La conciencia ha dictado al hombre su esencia inmaterial, su espíritu, mas la búsqueda perpetua del hombre tras el espíritu genera en sus más profundos pensamientos la idea de la trascendencia, la vida después de la muerte que dependerá, necesariamente de una figura divina. El imaginario colectivo de las religiones antiguas especula sobre diferentes espacios materiales así como la conservación de los cuerpos en el misterio de la muerte. En todas estas concepciones particulares los universales se recrean a partir de esencias como la virtud del alma, la purificación, los placeres del alma (intelectuales; inmateriales) por sobre los del cuerpo (la embriaguez, el sexo, la ingesta). Sin embargo la conservación de los cuerpos, que da origen a la práctica del embalsamamiento en las regiones de Egipto indica la intrínseca relación que tiene el cuerpo material en la región donde todos sirven al rey de los muertos, Osiris. “Los millares de tumbas esgrafiadas y pintadas que han sido abiertas en el valle del Nilo prueban que el misterio de la resurrección actuaba en beneficio de todos los egipcios que morían; como Osiris, muerto y resucitado de entre los muertos, del mismo modo esperaban todos rescatarse de la muerte a una vida eterna” (G. Frazer, 1992, p.423) Es importante resaltar de esta cita todos los egipcios que morían que se trata de un rescate comunitario; un rescate porque no se desarrollaba, como en el cristianismo, el concepto de la salvación. Este concepto en la teología cristiana fundamentada en san Agustín pero pregonada por los primeros cristianos, se realiza solamente bajo la esfera individual. Las categorías del perdón, el pecado, el arrepentimiento, el amor incondicional, -entre muchas otras de la misma naturaleza- establecidas por san Agustín en la primera teología cristiana y trabajadas también por santo Tomás en la escolástica, sin olvidar, por supuesto la esencia de los dogmas establecida las tablas de la ley de la tradición Judía, determinan finalmente, los dogmas o bien las leyes divinas para la salvación de cada uno de los hombres. Y es, en el Renacimiento, cuando junto con el humanismo se consolida la religión cristiana como la más poderosa de occidente y que no tardará mucho más en secularizarse… La única posibilidad de ser salvado es a través de Jesús-Cristo, el verbo hecho carne: la ley del ser supremo único y creador, en la voz (el espíritu) de su hijo Jesús, llamado también, hijo del hombre.
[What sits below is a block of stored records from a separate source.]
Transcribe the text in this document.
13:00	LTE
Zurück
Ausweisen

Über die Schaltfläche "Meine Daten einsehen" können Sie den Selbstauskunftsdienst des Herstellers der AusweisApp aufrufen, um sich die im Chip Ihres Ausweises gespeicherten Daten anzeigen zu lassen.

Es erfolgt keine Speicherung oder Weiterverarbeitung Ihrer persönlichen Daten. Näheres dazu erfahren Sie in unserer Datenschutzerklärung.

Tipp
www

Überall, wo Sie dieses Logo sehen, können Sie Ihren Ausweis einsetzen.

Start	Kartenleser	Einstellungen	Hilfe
El nacimiento del sol es símbolo de una nueva oportunidad en la existencia de los hombres y sus comunidades, símbolo también de trascendencia y –en el caso del cristianismo- inmanencia de Dios en la tierra con el propósito de una salvación individual y con ello la vida eterna prometida. La concepción humana esencial sobre el nacimiento del sol cuando la luz comienza a crecer en el mundo de las religiones de occidente, es cuando el espíritu del hombre, con más fervor, celebra la vida, celebra su existencia y, agradece y ofrenda a su divinidad. Desde las miradas de todos los tiempos el espíritu humano marca, -calendariza- su camino a la trascendencia a partir de su cultura, su fe y sobre la necesidad deificadora que surge desde los recovecos más profundos de su espíritu.